Is the problem that the files are not at a constant BPM? Are they getting faster or slower gradually?


Gale

Hello any detail or step by step instruction would be greatly appreciated .

I am trying to add a click track to a mogg file.

The tempo of the song is not consistent and drifts. I have only just heard of a procedure called tempo mapping in which you tap out the song the move pieces of the song to match the click. This is a procedure in Reaper which I have never used.

Does Audacity support a simple way of tempo mapping ? and if there is a step by step youtube tutorial or if you can explain how to do it would be forever appreciated

Regards
Robin

Yes Gale that is exactly correct. The BPM drifts. And I have heard there is a way to match a click to this somehow but I am at a loos on how to do it

I’ve merged your other topic with this one as it is essentially the same question.

Audacity does not have tempo mapping, though there are some plug-ins that can attempt to detect beats and tempo. Those plug-ins tend to work best with music that has a strong beat.

Creating a click track to an irregular beat is tricky, even with programs that have tempo mapping and beat detection built in.

Tempo maps are generally used the other way round. You start with some music that has strict tempo, then use a tempo map to shift the tempo. Some programs (not Audacity) can attempt to pick out the rhythm/tempo from one track and apply it to another track. I’ve not done that sort of thing for a few years, so technology may have moved on, but I always found that process to be rather hit and miss. It would work reasonably well if the two tracks were very similar and both had strong beats, but more difficult material would often fail miserably.

We may be able to be more helpful if you tell us a bit more about this project. What type of music is it? Does it have a strong beat? Why do you want to add a click track?

Thank you for the quick response.

We are a band and I use tracks for keyboards etc.

lets say I have a mogg of a song. they never played the song to a click track and thus the tempo fluctuates. What I do is import the mogg which separates all of the instruments.
I now want to add a click track to this song. Once that is done I move the click to the left channel and music to the right channel. I then delete all other instruments I don’t need.

I will now have the keyboards going in time to a click.

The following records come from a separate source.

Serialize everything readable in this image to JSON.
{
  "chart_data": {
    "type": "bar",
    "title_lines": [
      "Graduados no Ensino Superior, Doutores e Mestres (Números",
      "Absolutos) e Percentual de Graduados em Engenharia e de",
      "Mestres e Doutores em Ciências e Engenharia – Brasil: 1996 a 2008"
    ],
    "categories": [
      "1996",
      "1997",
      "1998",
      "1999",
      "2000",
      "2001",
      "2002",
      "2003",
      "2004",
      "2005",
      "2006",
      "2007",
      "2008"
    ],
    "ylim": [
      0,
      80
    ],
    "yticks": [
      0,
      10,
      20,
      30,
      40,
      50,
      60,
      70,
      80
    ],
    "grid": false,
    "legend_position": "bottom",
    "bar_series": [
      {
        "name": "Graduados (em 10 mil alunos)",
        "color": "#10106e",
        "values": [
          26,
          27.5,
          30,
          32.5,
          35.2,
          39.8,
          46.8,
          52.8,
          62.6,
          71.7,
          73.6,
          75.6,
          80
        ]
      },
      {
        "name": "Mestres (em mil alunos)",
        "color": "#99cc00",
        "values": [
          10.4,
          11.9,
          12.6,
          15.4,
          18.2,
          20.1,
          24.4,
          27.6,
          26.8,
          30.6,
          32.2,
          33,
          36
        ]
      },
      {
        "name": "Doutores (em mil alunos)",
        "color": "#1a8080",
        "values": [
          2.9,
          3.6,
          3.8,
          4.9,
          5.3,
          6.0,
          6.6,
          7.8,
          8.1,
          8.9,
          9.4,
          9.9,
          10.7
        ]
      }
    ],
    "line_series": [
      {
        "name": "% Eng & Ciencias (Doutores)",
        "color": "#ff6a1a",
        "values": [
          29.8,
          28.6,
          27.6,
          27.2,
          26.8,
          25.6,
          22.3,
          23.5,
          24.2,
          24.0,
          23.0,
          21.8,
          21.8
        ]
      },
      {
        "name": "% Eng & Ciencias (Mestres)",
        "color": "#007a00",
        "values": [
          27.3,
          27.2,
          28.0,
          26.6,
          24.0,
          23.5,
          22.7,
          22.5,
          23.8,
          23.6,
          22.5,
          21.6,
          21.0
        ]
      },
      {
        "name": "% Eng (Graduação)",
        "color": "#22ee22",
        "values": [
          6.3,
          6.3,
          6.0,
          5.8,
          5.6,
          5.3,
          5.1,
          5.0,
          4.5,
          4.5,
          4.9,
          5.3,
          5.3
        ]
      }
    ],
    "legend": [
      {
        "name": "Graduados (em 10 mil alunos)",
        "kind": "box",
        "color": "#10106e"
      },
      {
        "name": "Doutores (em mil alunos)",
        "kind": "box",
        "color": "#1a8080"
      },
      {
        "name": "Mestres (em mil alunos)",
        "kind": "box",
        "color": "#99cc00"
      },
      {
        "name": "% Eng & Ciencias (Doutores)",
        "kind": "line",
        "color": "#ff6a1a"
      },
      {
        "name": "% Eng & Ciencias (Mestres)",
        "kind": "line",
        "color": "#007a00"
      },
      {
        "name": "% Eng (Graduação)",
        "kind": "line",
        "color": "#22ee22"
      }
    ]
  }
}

The click is used for the drummer to keep time so we can now play to the music track

I hope that makes sense

Thank you again

Is the tempo supposed to fluctuate, or is that just because (dare I say) ‘someone’ can’t hold a steady tempo?

If the former, then I think that the best way would be to create a click track manually - in fact, the best person for that job would probably be the drummer.

If the latter, then you may do better to just work out the average tempo (count the beats, then divide by the duration in seconds, then multiply by 60 for bpm), then generate a regular click track at that tempo.